In a word, it fosters readiness for his appearing (Luke 12:39-40).
Our qualities that the Lord judges worthy (1 Cor 3:10-15) will be relevant not just to what precedes his coming, but especially to what follows it, so it is realist.
The Lord expects both successes and failures:
Despite our failures, God receives and rewards the service of the faithful.
Despite our successes, the Lord must still return to set all things right.
The Kingdom's arrival in Jesus anchors Christian apocalyptic ethics:
The Son gets his Father's goodness, and shares it with even the not-yet-comprehending, by grace through faith.
Lasting goodness results from Christ’s passion and resurrection.
Jesus' infinite goodness truly merits the Father's exaltation.
In his reign and appearing goodness returns, glorifying Son and Father in the Spirit.

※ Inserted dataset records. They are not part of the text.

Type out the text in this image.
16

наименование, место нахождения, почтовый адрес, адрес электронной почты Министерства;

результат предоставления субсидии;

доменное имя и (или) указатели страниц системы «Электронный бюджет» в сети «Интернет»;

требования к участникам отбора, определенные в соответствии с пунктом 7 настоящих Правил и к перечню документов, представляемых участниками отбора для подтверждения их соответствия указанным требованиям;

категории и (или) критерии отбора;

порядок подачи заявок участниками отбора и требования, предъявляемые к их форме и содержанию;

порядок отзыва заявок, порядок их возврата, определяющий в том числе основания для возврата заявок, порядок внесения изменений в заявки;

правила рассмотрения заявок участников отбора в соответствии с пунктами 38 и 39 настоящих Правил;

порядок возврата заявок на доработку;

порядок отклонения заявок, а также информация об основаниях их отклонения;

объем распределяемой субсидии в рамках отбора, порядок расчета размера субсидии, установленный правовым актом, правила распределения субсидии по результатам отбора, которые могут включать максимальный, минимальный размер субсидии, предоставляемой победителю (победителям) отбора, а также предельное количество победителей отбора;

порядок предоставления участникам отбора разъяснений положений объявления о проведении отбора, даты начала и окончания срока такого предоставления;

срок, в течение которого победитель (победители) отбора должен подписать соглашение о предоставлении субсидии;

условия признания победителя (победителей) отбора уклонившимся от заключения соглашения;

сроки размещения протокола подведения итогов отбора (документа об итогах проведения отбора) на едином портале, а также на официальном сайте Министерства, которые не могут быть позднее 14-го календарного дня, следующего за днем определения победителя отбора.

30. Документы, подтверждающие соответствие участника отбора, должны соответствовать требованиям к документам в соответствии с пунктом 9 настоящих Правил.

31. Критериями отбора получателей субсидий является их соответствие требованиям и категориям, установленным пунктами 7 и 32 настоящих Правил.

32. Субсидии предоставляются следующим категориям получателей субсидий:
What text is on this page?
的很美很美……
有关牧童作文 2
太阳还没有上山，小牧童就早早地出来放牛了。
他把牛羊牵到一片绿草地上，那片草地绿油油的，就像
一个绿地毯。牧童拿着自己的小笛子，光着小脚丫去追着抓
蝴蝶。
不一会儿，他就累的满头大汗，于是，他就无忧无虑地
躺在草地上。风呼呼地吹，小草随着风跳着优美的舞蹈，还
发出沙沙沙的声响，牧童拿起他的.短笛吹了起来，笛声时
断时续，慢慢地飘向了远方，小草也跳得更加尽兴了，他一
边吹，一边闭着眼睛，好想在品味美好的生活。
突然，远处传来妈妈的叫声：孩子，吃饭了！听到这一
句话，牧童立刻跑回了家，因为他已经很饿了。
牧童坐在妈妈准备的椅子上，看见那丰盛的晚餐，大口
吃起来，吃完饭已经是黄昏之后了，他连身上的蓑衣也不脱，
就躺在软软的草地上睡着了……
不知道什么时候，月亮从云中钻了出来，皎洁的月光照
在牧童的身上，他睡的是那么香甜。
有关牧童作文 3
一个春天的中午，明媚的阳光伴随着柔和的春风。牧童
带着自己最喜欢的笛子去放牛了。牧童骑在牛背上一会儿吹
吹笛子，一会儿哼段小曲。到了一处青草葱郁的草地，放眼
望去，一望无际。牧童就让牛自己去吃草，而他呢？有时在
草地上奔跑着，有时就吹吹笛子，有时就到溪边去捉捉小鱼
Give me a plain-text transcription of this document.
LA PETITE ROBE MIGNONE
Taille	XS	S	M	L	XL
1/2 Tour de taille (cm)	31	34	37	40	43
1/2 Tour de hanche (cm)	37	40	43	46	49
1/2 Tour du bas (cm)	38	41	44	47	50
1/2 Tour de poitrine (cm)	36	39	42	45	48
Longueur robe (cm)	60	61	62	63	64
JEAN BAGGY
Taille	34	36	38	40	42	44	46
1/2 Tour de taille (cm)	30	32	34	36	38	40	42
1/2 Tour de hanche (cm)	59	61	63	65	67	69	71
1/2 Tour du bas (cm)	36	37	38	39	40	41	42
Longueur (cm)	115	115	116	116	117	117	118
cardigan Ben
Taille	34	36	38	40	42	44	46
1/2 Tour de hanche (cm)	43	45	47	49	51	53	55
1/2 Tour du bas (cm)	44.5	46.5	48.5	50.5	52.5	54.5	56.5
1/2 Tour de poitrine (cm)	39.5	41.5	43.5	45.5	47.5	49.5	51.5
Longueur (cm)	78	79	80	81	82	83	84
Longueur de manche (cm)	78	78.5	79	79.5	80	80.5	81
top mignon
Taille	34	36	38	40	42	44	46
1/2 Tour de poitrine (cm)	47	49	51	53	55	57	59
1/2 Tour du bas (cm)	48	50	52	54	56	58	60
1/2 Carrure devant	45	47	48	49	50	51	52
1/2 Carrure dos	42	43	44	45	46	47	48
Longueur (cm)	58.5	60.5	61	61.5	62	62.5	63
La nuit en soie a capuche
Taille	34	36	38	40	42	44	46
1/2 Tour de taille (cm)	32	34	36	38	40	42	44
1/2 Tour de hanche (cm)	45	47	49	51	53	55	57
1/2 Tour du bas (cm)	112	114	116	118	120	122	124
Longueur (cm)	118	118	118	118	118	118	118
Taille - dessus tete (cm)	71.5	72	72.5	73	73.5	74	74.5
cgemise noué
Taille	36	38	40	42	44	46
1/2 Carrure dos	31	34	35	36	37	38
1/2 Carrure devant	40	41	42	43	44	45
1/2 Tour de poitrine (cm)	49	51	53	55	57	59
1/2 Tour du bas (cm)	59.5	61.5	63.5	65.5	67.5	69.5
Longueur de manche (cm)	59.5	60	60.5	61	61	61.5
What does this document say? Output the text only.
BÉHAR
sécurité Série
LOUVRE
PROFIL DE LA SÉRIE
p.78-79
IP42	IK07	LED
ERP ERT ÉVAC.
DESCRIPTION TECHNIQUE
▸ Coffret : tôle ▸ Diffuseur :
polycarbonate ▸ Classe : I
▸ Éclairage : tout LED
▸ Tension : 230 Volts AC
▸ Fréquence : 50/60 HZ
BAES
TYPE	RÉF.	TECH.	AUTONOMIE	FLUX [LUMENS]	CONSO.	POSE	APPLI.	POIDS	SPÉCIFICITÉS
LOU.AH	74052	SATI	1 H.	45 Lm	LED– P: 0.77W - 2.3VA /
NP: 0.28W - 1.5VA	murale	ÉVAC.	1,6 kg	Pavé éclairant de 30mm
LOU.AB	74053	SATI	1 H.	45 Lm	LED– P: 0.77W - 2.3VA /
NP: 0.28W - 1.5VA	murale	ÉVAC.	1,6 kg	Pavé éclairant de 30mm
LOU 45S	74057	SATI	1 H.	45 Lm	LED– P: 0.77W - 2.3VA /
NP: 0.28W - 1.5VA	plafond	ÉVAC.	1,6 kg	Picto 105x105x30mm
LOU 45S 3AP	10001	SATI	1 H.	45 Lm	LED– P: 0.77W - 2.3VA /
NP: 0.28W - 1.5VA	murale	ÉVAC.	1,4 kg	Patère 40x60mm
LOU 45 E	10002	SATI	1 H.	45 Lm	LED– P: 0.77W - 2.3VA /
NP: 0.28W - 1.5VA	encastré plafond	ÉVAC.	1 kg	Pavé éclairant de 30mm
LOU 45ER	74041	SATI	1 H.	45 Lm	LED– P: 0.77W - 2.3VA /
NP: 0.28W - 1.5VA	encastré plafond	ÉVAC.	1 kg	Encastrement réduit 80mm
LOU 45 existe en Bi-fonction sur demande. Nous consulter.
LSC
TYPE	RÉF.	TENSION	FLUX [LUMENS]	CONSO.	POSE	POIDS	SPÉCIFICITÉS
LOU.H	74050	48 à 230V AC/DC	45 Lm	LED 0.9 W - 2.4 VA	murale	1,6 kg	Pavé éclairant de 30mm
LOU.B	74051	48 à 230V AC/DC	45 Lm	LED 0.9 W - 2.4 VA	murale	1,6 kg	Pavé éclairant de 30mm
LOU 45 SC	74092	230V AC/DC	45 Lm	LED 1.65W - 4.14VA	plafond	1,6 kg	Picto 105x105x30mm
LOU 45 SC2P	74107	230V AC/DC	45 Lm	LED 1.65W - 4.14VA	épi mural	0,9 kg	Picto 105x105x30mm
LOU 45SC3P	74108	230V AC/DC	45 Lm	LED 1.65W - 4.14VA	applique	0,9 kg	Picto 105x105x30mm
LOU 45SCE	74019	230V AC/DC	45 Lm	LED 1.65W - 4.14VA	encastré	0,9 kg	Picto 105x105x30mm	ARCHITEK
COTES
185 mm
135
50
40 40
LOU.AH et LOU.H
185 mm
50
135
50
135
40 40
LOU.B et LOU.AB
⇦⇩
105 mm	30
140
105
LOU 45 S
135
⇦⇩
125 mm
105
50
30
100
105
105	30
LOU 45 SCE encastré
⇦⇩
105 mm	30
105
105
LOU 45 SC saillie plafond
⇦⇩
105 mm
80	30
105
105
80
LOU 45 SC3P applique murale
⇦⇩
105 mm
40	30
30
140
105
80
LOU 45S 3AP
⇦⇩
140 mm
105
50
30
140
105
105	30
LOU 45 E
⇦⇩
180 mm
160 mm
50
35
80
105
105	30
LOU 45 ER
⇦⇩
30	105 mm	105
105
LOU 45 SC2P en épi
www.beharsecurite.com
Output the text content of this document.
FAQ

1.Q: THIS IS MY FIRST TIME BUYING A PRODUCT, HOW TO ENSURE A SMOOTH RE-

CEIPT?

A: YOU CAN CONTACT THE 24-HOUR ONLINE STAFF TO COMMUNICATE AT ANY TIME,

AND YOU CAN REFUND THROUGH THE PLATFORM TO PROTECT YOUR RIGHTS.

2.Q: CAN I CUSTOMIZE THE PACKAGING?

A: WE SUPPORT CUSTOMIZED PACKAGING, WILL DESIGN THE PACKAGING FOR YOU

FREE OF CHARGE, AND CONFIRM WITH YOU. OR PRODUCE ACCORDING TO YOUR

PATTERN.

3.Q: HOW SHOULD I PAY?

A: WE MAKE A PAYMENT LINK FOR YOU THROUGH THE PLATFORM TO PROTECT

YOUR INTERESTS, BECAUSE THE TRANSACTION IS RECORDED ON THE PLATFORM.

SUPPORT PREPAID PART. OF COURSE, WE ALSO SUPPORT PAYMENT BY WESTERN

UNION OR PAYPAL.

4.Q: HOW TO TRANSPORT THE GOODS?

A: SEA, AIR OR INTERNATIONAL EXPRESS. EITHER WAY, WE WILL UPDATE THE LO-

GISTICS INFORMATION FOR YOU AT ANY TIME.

The worthy Christ includes victims as well as forgiven enemies and persecutors in his spreading fellowship.
Jesus expresses genuine goodness in a bad and hardened world.
V. The Church's Deteriorating Futurology
Appreciation for the NT's apocalyptic perspective fades.
The multiplicity of good and bad final outcomes deteriorates as Gentile Christians lose the New Testament’s apocalyptic plot.
This reduced expectation to a disembodied 'heaven' or 'hell' on the basis of faith and/or works.
Distortions grew:
eternally disembodied personal futures, heaven as a never-ending worship service, neglect of present-age conditions or preoccupation with them in reaction, etc.
Platonism filled in gaps from neglected Jewish-Christian apocalypticism.
Christianity's 'interim ethic' adapted to this narrowed expectation, and
Christian ethics developed in these distorted contexts,
displacing and replacing virtues proper to our true apocalyptic context.
Appreciation of Jewish apocalyptic expectation has recovered somewhat in the last couple of centuries, bringing fresh opportunities for significant reform.